Electrodiagnostic / Neuromuscular Medicine
Paul Varghese, MD
Resident
Virginia Tech Carilion School of Medicine
Roanoke, Virginia, United States
Sunil Jain, MD
PM&R Physician
Virginia Tech Carilion School of Medicine
Roanoke, Virginia, United States
Samantha Vargas, BS
Medical Scribe
Pacific Coast Rehabilitation, Palomar Health Rehabilitation Institute
escondido, California, United States
The patient is a 79-year-old male with CKD stage III, type 2 diabetes, hypertension, GERD, and suspected CIDP, admitted with lethargy and dyspnea. He had a recent hospitalization and received five sessions of IVIG with minimal improvement. On this admission, worsening weakness, dysphagia, and poor oral intake prompted neurology consultation and initiation of plasmapheresis (PLEX). EMG showed chronic axonal and demyelinating sensorimotor polyneuropathy. As his respiratory status declined, he developed acute on chronic respiratory failure. Acupuncture was requested by family to support comfort and function.

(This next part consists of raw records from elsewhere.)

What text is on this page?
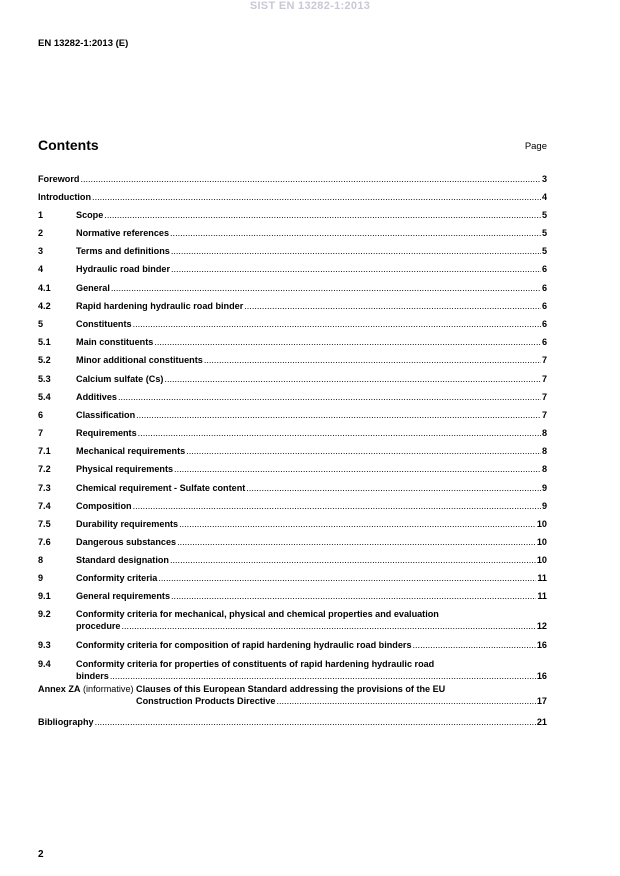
SIST EN 13282-1:2013
EN 13282-1:2013 (E)
Contents	Page
Foreword .....	3
Introduction .....	4
1	Scope .....	5
2	Normative references .....	5
3	Terms and definitions .....	5
4	Hydraulic road binder .....	6
4.1	General .....	6
4.2	Rapid hardening hydraulic road binder .....	6
5	Constituents .....	6
5.1	Main constituents .....	6
5.2	Minor additional constituents .....	7
5.3	Calcium sulfate (Cs) .....	7
5.4	Additives .....	7
6	Classification .....	7
7	Requirements .....	8
7.1	Mechanical requirements .....	8
7.2	Physical requirements .....	8
7.3	Chemical requirement - Sulfate content .....	9
7.4	Composition .....	9
7.5	Durability requirements .....	10
7.6	Dangerous substances .....	10
8	Standard designation .....	10
9	Conformity criteria .....	11
9.1	General requirements .....	11
9.2	Conformity criteria for mechanical, physical and chemical properties and evaluation
procedure .....	12
9.3	Conformity criteria for composition of rapid hardening hydraulic road binders .....	16
9.4	Conformity criteria for properties of constituents of rapid hardening hydraulic road
binders .....	16
Annex ZA (informative) Clauses of this European Standard addressing the provisions of the EU
Construction Products Directive .....	17
Bibliography .....	21
2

Two treatments were performed using sterile Pyonex needles at Shen Men, lung auricular zones, PC6 bilaterally, Shishencong, and Yin Tang. The first session improved swallowing, allowing limited oral intake. The second reduced dyspnea and improved respiratory comfort. Despite these transient benefits, his condition worsened. After multidisciplinary discussion and shared decision-making, the family transitioned him to comfort-focused care.
Discussions:
This case illustrates the potential role of acupuncture in enhancing quality of life at the end of life, particularly in patients with neuromuscular disease. Targeted auricular and scalp acupuncture provided symptomatic relief and temporary functional gains in swallowing and breathing. While not curative, such integrative approaches may help align care with patient and family goals in serious illness.In patients with progressive neuromuscular decline and respiratory failure, acupuncture may serve as a low-risk adjunct to improve comfort and quality of life. This case supports further exploration of integrative modalities in palliative care settings.
Conclusions: In patients with progressive neuromuscular decline and respiratory failure, acupuncture may serve as a low-risk adjunct to improve comfort and quality of life. This case supports further exploration of integrative modalities in palliative care settings.